Justiça Federal impõe novas exigências ao uso de hormônios na produção de leite no Triângulo Mineiro
Decisão determina mais transparência, regras de rastreabilidade e reforço no autocontrole das indústrias, mas afasta indenização milionária
A Justiça Federal determinou
mudanças mais rigorosas nas regras que disciplinam o uso de hormônios na
produção de leite em empresas com atuação em Uberlândia e Patos de Minas. A
sentença, assinada pelo juiz Osmane Antonio dos Santos, da 1ª Vara Cível de Uberlândia,
atende ação do Ministério Público Federal (MPF) e do Ministério Público de
Minas Gerais (MPMG) e impõe novas obrigações à União e à Agência Nacional de
Vigilância Sanitária (Anvisa).
Entre as determinações, a União
e a Anvisa terão 120 dias para criar critérios mais rígidos para a
comercialização e o uso de substâncias hormonais, como a exigência de
prescrição veterinária com retenção de receita ou a adoção de sistemas
eletrônicos que permitam rastrear a utilização desses produtos.
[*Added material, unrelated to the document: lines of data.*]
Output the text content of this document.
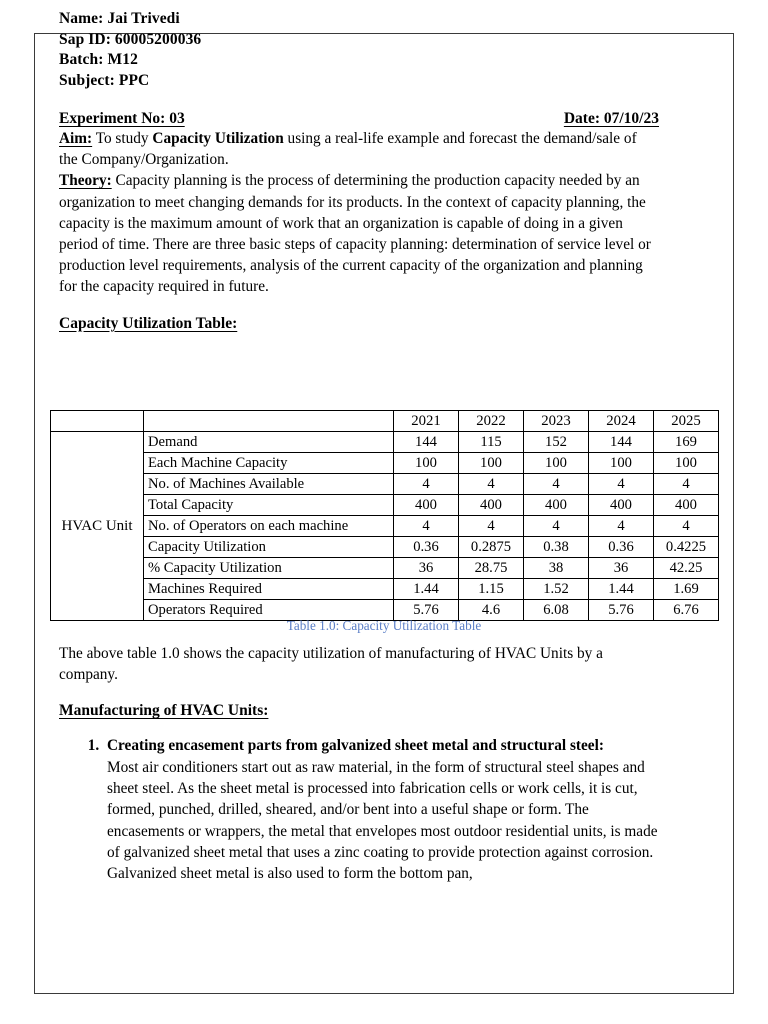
Name: Jai Trivedi
Sap ID: 60005200036
Batch: M12
Subject: PPC
Experiment No: 03	Date: 07/10/23

Aim: To study Capacity Utilization using a real-life example and forecast the demand/sale of the Company/Organization.

Theory: Capacity planning is the process of determining the production capacity needed by an organization to meet changing demands for its products. In the context of capacity planning, the capacity is the maximum amount of work that an organization is capable of doing in a given period of time. There are three basic steps of capacity planning: determination of service level or production level requirements, analysis of the current capacity of the organization and planning for the capacity required in future.

Capacity Utilization Table:
		2021	2022	2023	2024	2025
HVAC Unit	Demand	144	115	152	144	169
	Each Machine Capacity	100	100	100	100	100
	No. of Machines Available	4	4	4	4	4
	Total Capacity	400	400	400	400	400
	No. of Operators on each machine	4	4	4	4	4
	Capacity Utilization	0.36	0.2875	0.38	0.36	0.4225
	% Capacity Utilization	36	28.75	38	36	42.25
	Machines Required	1.44	1.15	1.52	1.44	1.69
	Operators Required	5.76	4.6	6.08	5.76	6.76
Table 1.0: Capacity Utilization Table

The above table 1.0 shows the capacity utilization of manufacturing of HVAC Units by a company.

Manufacturing of HVAC Units:
1. Creating encasement parts from galvanized sheet metal and structural steel:
Most air conditioners start out as raw material, in the form of structural steel shapes and sheet steel. As the sheet metal is processed into fabrication cells or work cells, it is cut, formed, punched, drilled, sheared, and/or bent into a useful shape or form. The encasements or wrappers, the metal that envelopes most outdoor residential units, is made of galvanized sheet metal that uses a zinc coating to provide protection against corrosion. Galvanized sheet metal is also used to form the bottom pan,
A decisão
também obriga os órgãos federais a divulgar, periodicamente, relatórios
detalhados do Plano Nacional de Controle de Resíduos e Contaminantes (PNCRC),
com dados sobre coletas, substâncias analisadas, irregularidades e sanções.
O processo envolve duas
cooperativas e uma empresa do setor de laticínios que atuam na região, além do
Sindicato da Indústria de Laticínios de Minas Gerais (Silemg). As empresas
deverão apresentar, em até 90 dias, relatórios comprovando a execução de programas
de autocontrole e de qualificação de fornecedores, incluindo testes
sistemáticos para detecção de resíduos no leite cru.
Apesar das críticas do
Ministério Público ao uso indiscriminado de hormônios como a ocitocina e a
somatotropina bovina, a Justiça reconheceu que não houve comprovação de leite
impróprio para consumo. Laudos técnicos anexados ao processo apontaram que resíduos
de antibióticos, pesticidas e hormônios estavam abaixo dos limites permitidos
pela legislação. Com isso, foi negado o pedido de indenização por danos morais
coletivos no valor de R$ 20 milhões.
Pedidos considerados mais
amplos, como a adoção de “tolerância zero” para resíduos, fiscalizações diárias
em todos os laticínios e alertas obrigatórios nos rótulos dos produtos, foram
rejeitados. A decisão ainda pode ser contestada no Tribunal Regional Federal da
6ª Região.
Nota da
Cemil
Procurada para esclarecimentos,
a Cooperativa Central Mineira de Laticínios Ltda. (Cemil), empresa sediada em
Patos de Minas e citada na ação, enviou a seguinte nota:
“A
Cooperativa Central Mineira de Laticínios Ltda. (Cemil) informa que, até o
momento, não foi formalmente notificada da referida decisão judicial.
De todo
modo, é importante destacar que a própria decisão reconhece que os produtos
analisados estavam em conformidade com a legislação vigente e dentro
dos padrões legais de segurança alimentar, não tendo sido identificado
qualquer risco ao consumidor.
A Cemil
avalia esse reconhecimento de forma positiva, por refletir o trabalho técnico e
responsável que a cooperativa desenvolve há décadas, pautado pelo rigoroso
cumprimento das normas sanitárias e pelo compromisso permanente com a
qualidade e a segurança dos alimentos.
A
cooperativa adota, de forma permanente, programas estruturados de autocontrole
e de qualificação de seus produtores fornecedores, incluindo o monitoramento do
leite cru recebido e a realização de análises laboratoriais sistemáticas.
Como
parte desse compromisso contínuo com a segurança dos alimentos, a Cemil possui
a certificação internacional FSSC 22000, um dos mais rigorosos sistemas de
gestão de segurança de alimentos do mundo, que atesta a eficácia de seus
processos ao longo de toda a cadeia produtiva, desde a origem até o produto
final.
Todas as
ações de rastreabilidade, monitoramento e orientação técnica aos produtores são
conduzidas em estrita observância às Instruções Normativas do Ministério da
Agricultura.
Imagem: Freepik
A Cemil
sempre colaborou e continuará colaborando com os órgãos de fiscalização e
controle. Após a devida intimação formal, a decisão será analisada com atenção
e, como de praxe, as determinações judiciais serão atendidas nos termos e
prazos legais.
A
cooperativa reforça que seu sistema de autocontrole, aliado à fiscalização
oficial, é eficaz e tem garantido, ao longo dos anos, a segurança do produto
final entregue aos consumidores.
Permanecemos
à disposição para esclarecimentos adicionais.”